To determine the molar mass of the carbonate, we can use the stoichiometry of the reaction:
1 mol of $\mathrm{M}_2\mathrm{CO}_3$ produces 1 mol of CO2.
So, 0.01 mol of CO2 corresponds to 0.01 mol of $\mathrm{M}_2\mathrm{CO}_3$.
Now, we can find the molar mass of $\mathrm{M}_2\mathrm{CO}_3$:
$\frac{\text{mass of }\mathrm{M}_2\mathrm{CO}_3}{\text{moles of }\mathrm{M}_2\mathrm{CO}_3} = \text{molar mass of }\mathrm{M}_2\mathrm{CO}_3$
$\frac{1 \text{ g}}{0.01 \text{ mol}} = 100 \text{ g mol}^{-1}$
So, the molar mass of $\mathrm{M}_2\mathrm{CO}_3$ is approximately 100 g/mol.
An organic compound gives $0.220 \mathrm{~g}$ of $\mathrm{CO}_{2}$ and $0.126 \mathrm{~g}$ of $\mathrm{H}_{2} \mathrm{O}$ on complete combustion.

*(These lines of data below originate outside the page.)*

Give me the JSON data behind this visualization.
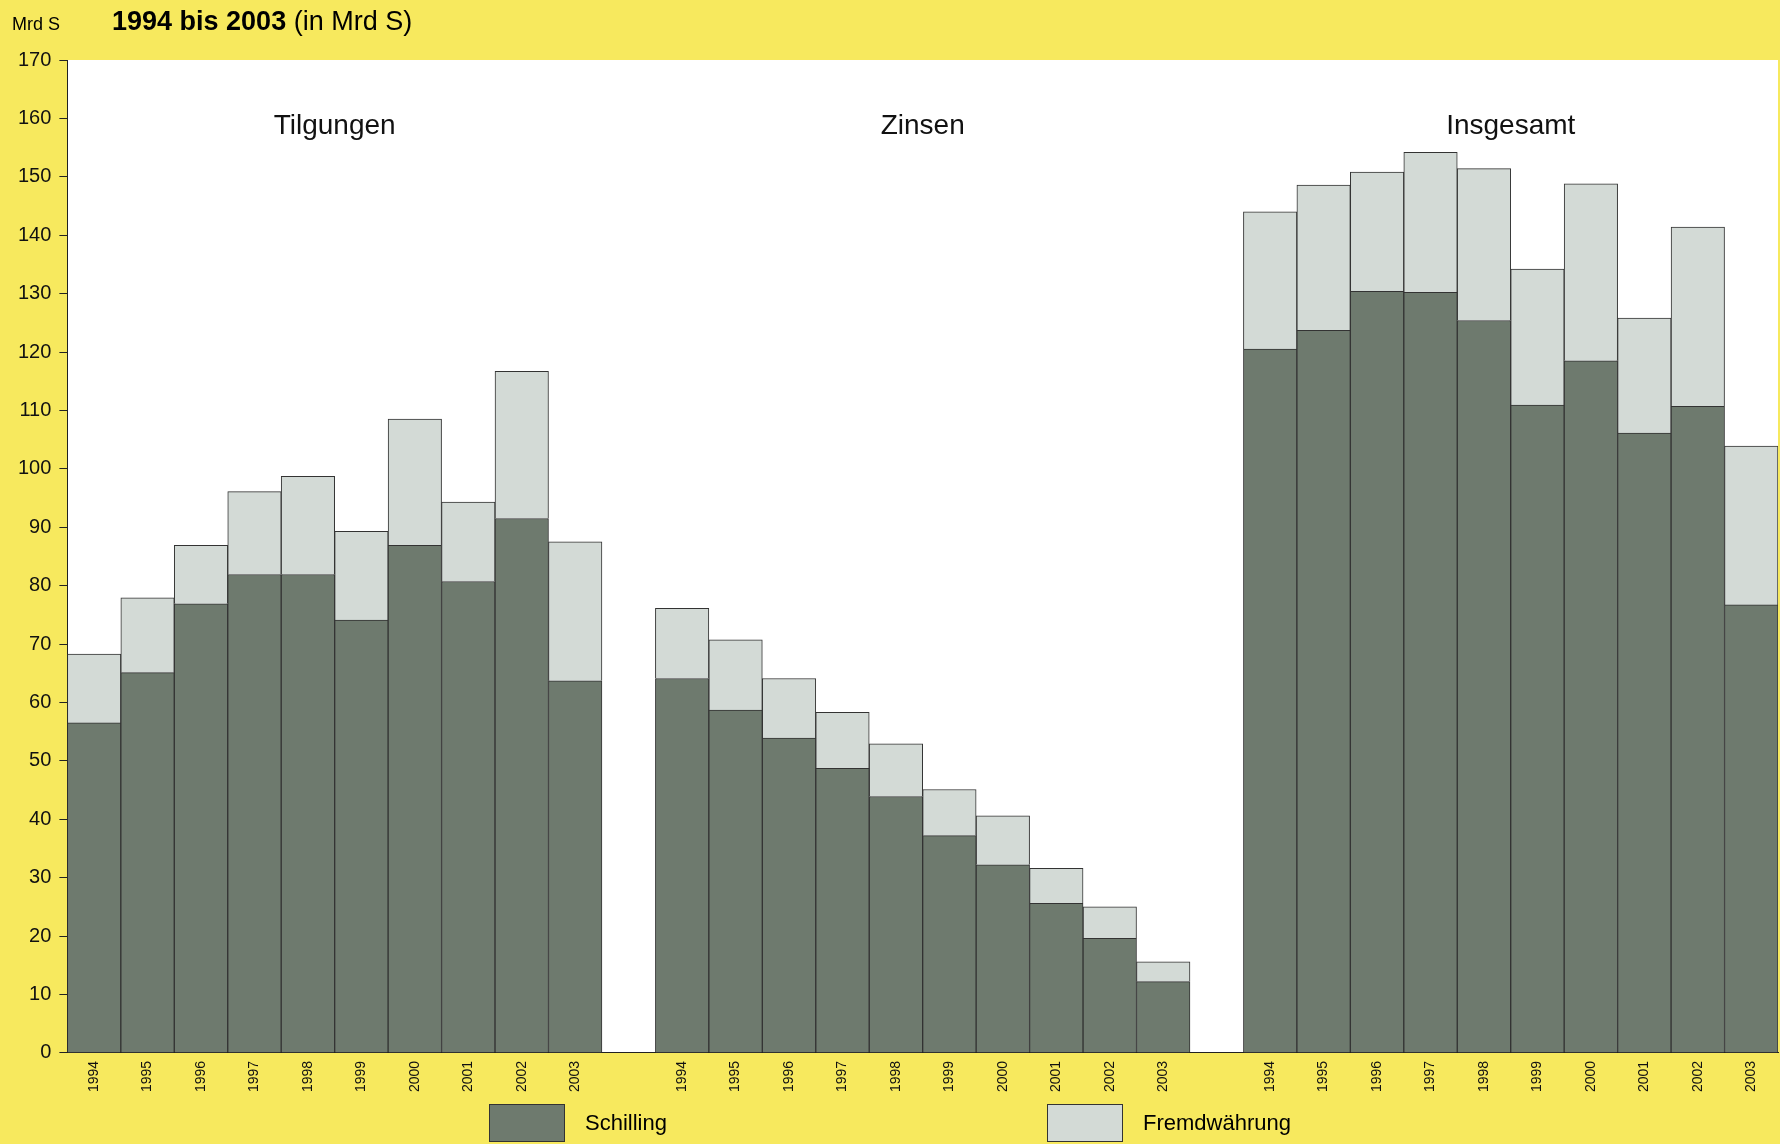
{
  "chart_data": {
    "type": "bar",
    "title": "1994 bis 2003",
    "subtitle": "(in Mrd S)",
    "ylabel": "Mrd S",
    "categories": [
      "1994",
      "1995",
      "1996",
      "1997",
      "1998",
      "1999",
      "2000",
      "2001",
      "2002",
      "2003",
      null,
      "1994",
      "1995",
      "1996",
      "1997",
      "1998",
      "1999",
      "2000",
      "2001",
      "2002",
      "2003",
      null,
      "1994",
      "1995",
      "1996",
      "1997",
      "1998",
      "1999",
      "2000",
      "2001",
      "2002",
      "2003"
    ],
    "series": [
      {
        "name": "Schilling",
        "color": "#6e7a6e",
        "values": [
          56.5,
          65.1,
          76.9,
          81.9,
          81.9,
          74.1,
          86.9,
          80.7,
          91.5,
          63.7,
          null,
          64.1,
          58.7,
          53.9,
          48.7,
          43.9,
          37.2,
          32.2,
          25.6,
          19.6,
          12.2,
          null,
          120.5,
          123.7,
          130.4,
          130.2,
          125.4,
          110.9,
          118.5,
          106.1,
          110.7,
          76.7
        ]
      },
      {
        "name": "Fremdwährung",
        "color": "#d3dad6",
        "values": [
          11.8,
          12.8,
          10.0,
          14.2,
          16.8,
          15.2,
          21.6,
          13.6,
          25.2,
          23.8,
          null,
          12.0,
          12.0,
          10.2,
          9.6,
          9.0,
          7.9,
          8.4,
          6.0,
          5.4,
          3.4,
          null,
          23.5,
          24.9,
          20.4,
          24.0,
          26.0,
          23.3,
          30.3,
          19.7,
          30.7,
          27.2
        ]
      }
    ],
    "stacked": true,
    "ylim": [
      0,
      170
    ],
    "yticks": [
      0,
      10,
      20,
      30,
      40,
      50,
      60,
      70,
      80,
      90,
      100,
      110,
      120,
      130,
      140,
      150,
      160,
      170
    ],
    "grid": false,
    "legend": "bottom",
    "annotations": [
      "Tilgungen",
      "Zinsen",
      "Insgesamt"
    ]
  }
}
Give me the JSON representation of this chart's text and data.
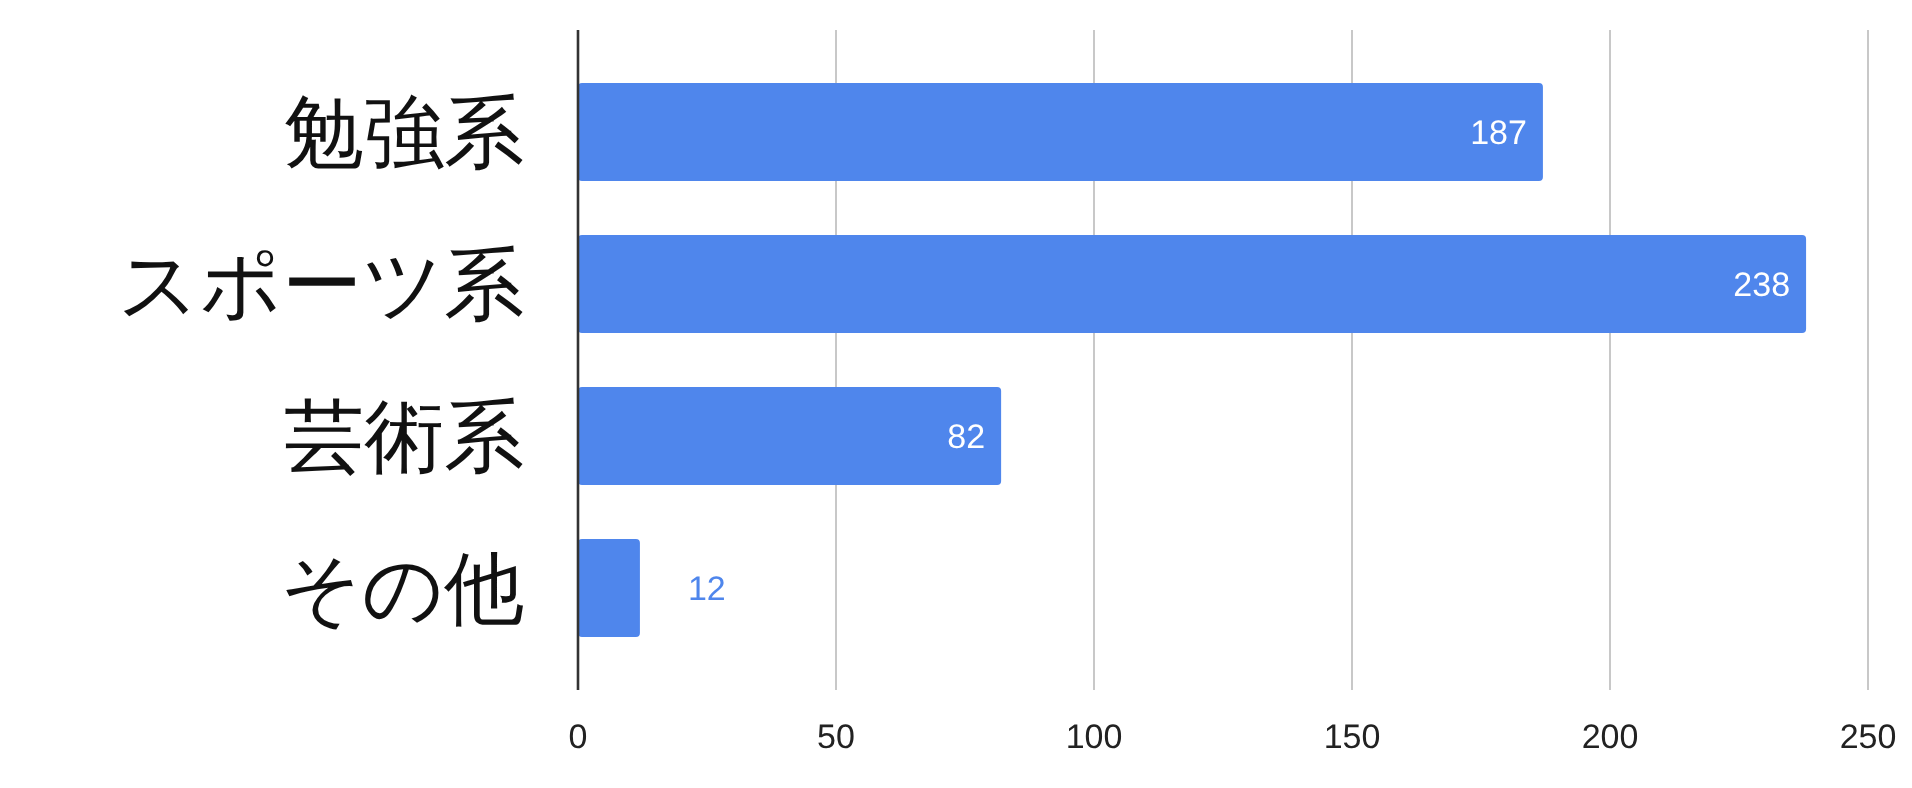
{
  "chart_data": {
    "type": "bar",
    "orientation": "horizontal",
    "categories": [
      "勉強系",
      "スポーツ系",
      "芸術系",
      "その他"
    ],
    "values": [
      187,
      238,
      82,
      12
    ],
    "color": "#4f86ec",
    "xlim": [
      0,
      250
    ],
    "xticks": [
      0,
      50,
      100,
      150,
      200,
      250
    ],
    "grid": "x",
    "data_labels": true
  }
}
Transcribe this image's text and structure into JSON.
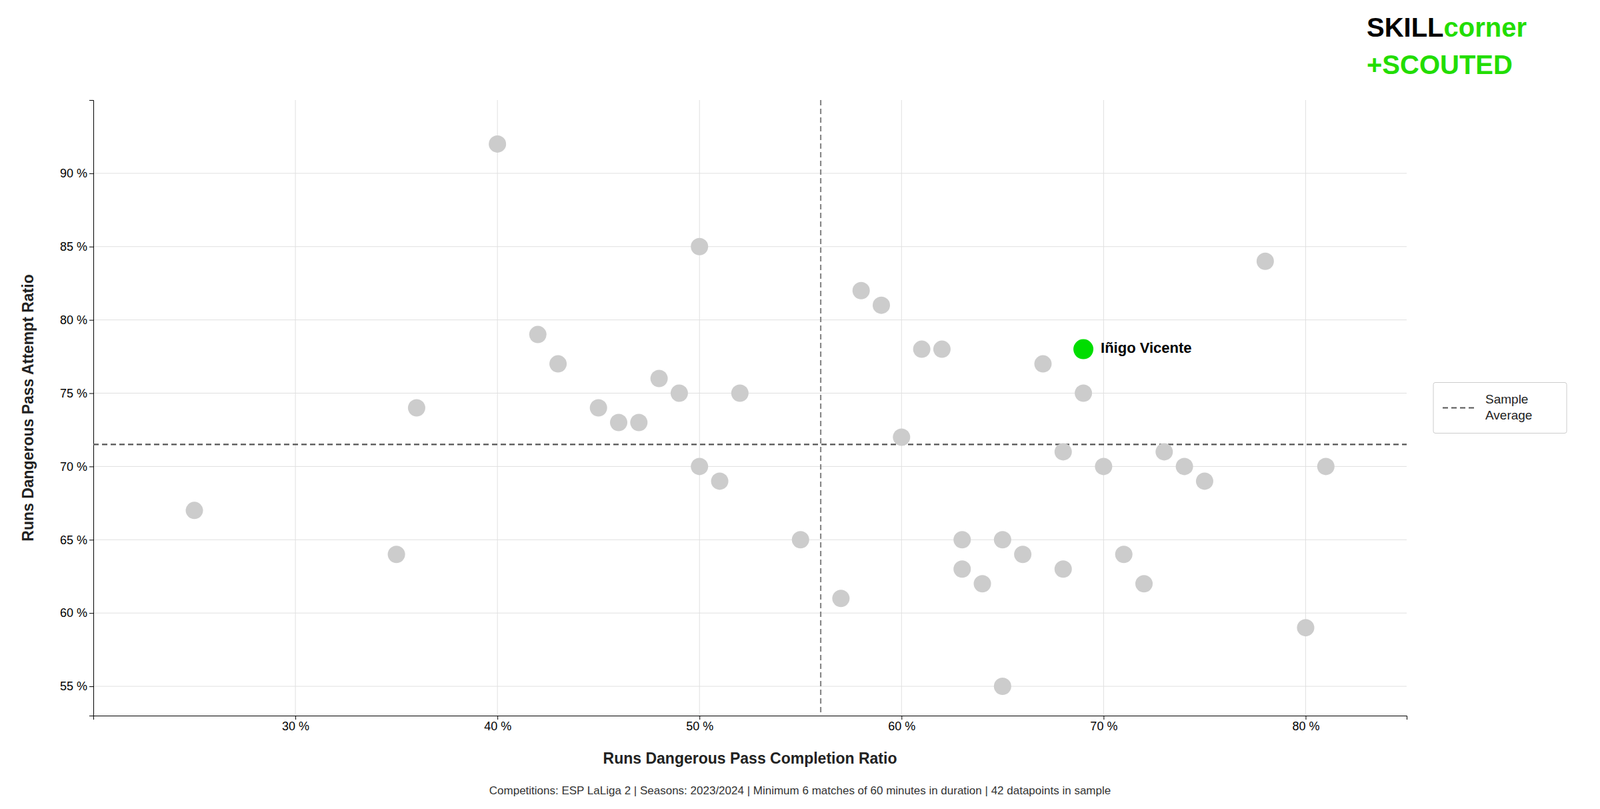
{
  "chart_data": {
    "type": "scatter",
    "x_label": "Runs Dangerous Pass Completion Ratio",
    "y_label": "Runs Dangerous Pass Attempt Ratio",
    "footnote": "Competitions: ESP LaLiga 2 | Seasons: 2023/2024 | Minimum 6 matches of 60 minutes in duration | 42 datapoints in sample",
    "color": "#cccccc",
    "x": [
      25,
      35,
      36,
      40,
      42,
      43,
      45,
      46,
      47,
      48,
      49,
      50,
      50,
      51,
      52,
      55,
      57,
      58,
      59,
      60,
      61,
      62,
      63,
      63,
      64,
      65,
      65,
      66,
      67,
      68,
      68,
      69,
      70,
      71,
      72,
      73,
      74,
      75,
      78,
      80,
      81
    ],
    "values": [
      67,
      64,
      74,
      92,
      79,
      77,
      74,
      73,
      73,
      76,
      75,
      70,
      85,
      69,
      75,
      65,
      61,
      82,
      81,
      72,
      78,
      78,
      65,
      63,
      62,
      55,
      65,
      64,
      77,
      63,
      71,
      75,
      70,
      64,
      62,
      71,
      70,
      69,
      84,
      59,
      70
    ],
    "annotations": [
      {
        "text": "Iñigo Vicente",
        "x": 69,
        "y": 78,
        "color": "#00dd00"
      }
    ],
    "reference_lines": [
      {
        "axis": "y",
        "value": 71.5,
        "color": "#555555",
        "line_style": "dashed",
        "name": "Sample\nAverage"
      },
      {
        "axis": "x",
        "value": 56,
        "color": "#888888",
        "line_style": "dashed"
      }
    ],
    "xlim": [
      20,
      85
    ],
    "ylim": [
      53,
      95
    ],
    "xticks": [
      {
        "value": 30,
        "label": "30 %"
      },
      {
        "value": 40,
        "label": "40 %"
      },
      {
        "value": 50,
        "label": "50 %"
      },
      {
        "value": 60,
        "label": "60 %"
      },
      {
        "value": 70,
        "label": "70 %"
      },
      {
        "value": 80,
        "label": "80 %"
      }
    ],
    "yticks": [
      {
        "value": 55,
        "label": "55 %"
      },
      {
        "value": 60,
        "label": "60 %"
      },
      {
        "value": 65,
        "label": "65 %"
      },
      {
        "value": 70,
        "label": "70 %"
      },
      {
        "value": 75,
        "label": "75 %"
      },
      {
        "value": 80,
        "label": "80 %"
      },
      {
        "value": 85,
        "label": "85 %"
      },
      {
        "value": 90,
        "label": "90 %"
      }
    ],
    "grid": true,
    "legend": "right",
    "logo": [
      [
        {
          "text": "SKILL",
          "color": "#000000"
        },
        {
          "text": "corner",
          "color": "#22dd00"
        }
      ],
      [
        {
          "text": "+SCOUTED",
          "color": "#22dd00"
        }
      ]
    ]
  }
}
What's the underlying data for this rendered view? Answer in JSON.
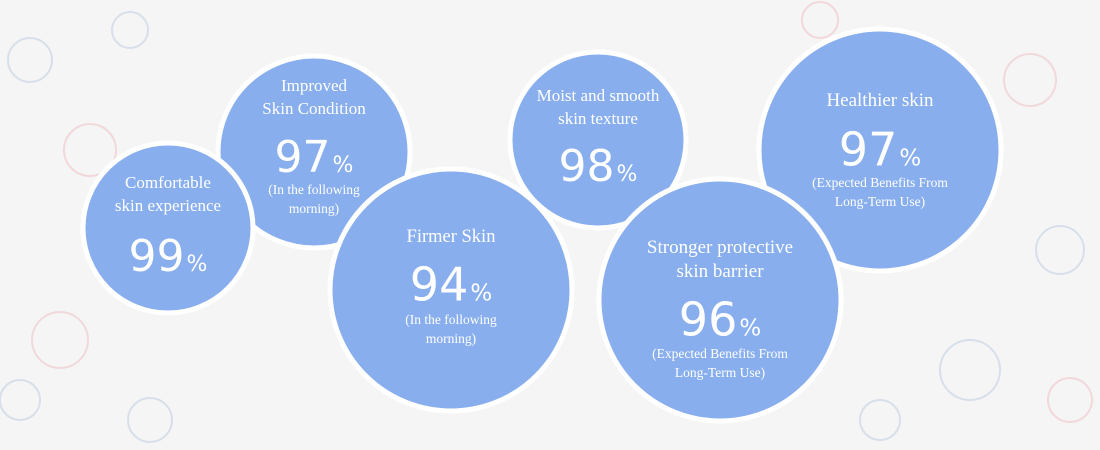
{
  "stats": [
    {
      "label": [
        "Improved",
        "Skin Condition"
      ],
      "value": 97,
      "unit": "%",
      "note": [
        "(In the following",
        "morning)"
      ]
    },
    {
      "label": [
        "Comfortable",
        "skin experience"
      ],
      "value": 99,
      "unit": "%"
    },
    {
      "label": [
        "Firmer Skin"
      ],
      "value": 94,
      "unit": "%",
      "note": [
        "(In the following",
        "morning)"
      ]
    },
    {
      "label": [
        "Moist and smooth",
        "skin texture"
      ],
      "value": 98,
      "unit": "%"
    },
    {
      "label": [
        "Healthier skin"
      ],
      "value": 97,
      "unit": "%",
      "note": [
        "(Expected Benefits From",
        "Long-Term Use)"
      ]
    },
    {
      "label": [
        "Stronger protective",
        "skin barrier"
      ],
      "value": 96,
      "unit": "%",
      "note": [
        "(Expected Benefits From",
        "Long-Term Use)"
      ]
    }
  ]
}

If the $\%$ of carbon is 24 then the $\%$ of hydrogen is __________ $\times 10^{-1}$. ( Nearest integer)
Explanation:
The moles of CO₂ produced can be calculated by dividing the mass of CO₂ produced by its molar mass (44.01 g/mol):
$\text{moles of CO}_{2} = \frac{0.220 \,\mathrm{g}}{44.01 \,\mathrm{g/mol}} = 0.005 \, \mathrm{mol}$
Since each mole of CO₂ contains one mole of carbon, there are 0.005 moles of carbon in the compound.
Now, let's calculate the moles of H₂O produced:
$\text{moles of H}_{2}\text{O} = \frac{0.126 \,\mathrm{g}}{18.02 \,\mathrm{g/mol}} = 0.007 \, \mathrm{mol}$
Since each mole of H₂O contains two moles of hydrogen, there are 0.014 moles of hydrogen in the compound.
Now, let's find the masses of carbon and hydrogen in the compound:
Mass of carbon = moles of carbon × molar mass of carbon
$\text{Mass of carbon} = 0.005 \, \mathrm{mol} \times 12.01 \,\mathrm{g/mol} = 0.060 \,\mathrm{g}$
Mass of hydrogen = moles of hydrogen × molar mass of hydrogen
$\text{Mass of hydrogen} = 0.014 \, \mathrm{mol} \times 1.008 \,\mathrm{g/mol} = 0.014 \,\mathrm{g}$
Now, we are given that the percentage of carbon is 24%. Let's find the total mass of the compound:
$\text{Total mass of compound} = \frac{\text{Mass of carbon}}{\% \text{ of carbon}} = \frac{0.060 \,\mathrm{g}}{0.24} = 0.250 \,\mathrm{g}$
Finally, let's find the percentage of hydrogen:
$\% \text{ of hydrogen} = \frac{\text{Mass of hydrogen}}{\text{Total mass of compound}} \times 100 = \frac{0.014 \,\mathrm{g}}{0.250 \,\mathrm{g}} \times 100 = 5.6$
So, the percentage of hydrogen is 5.6% or 56 × 10-1.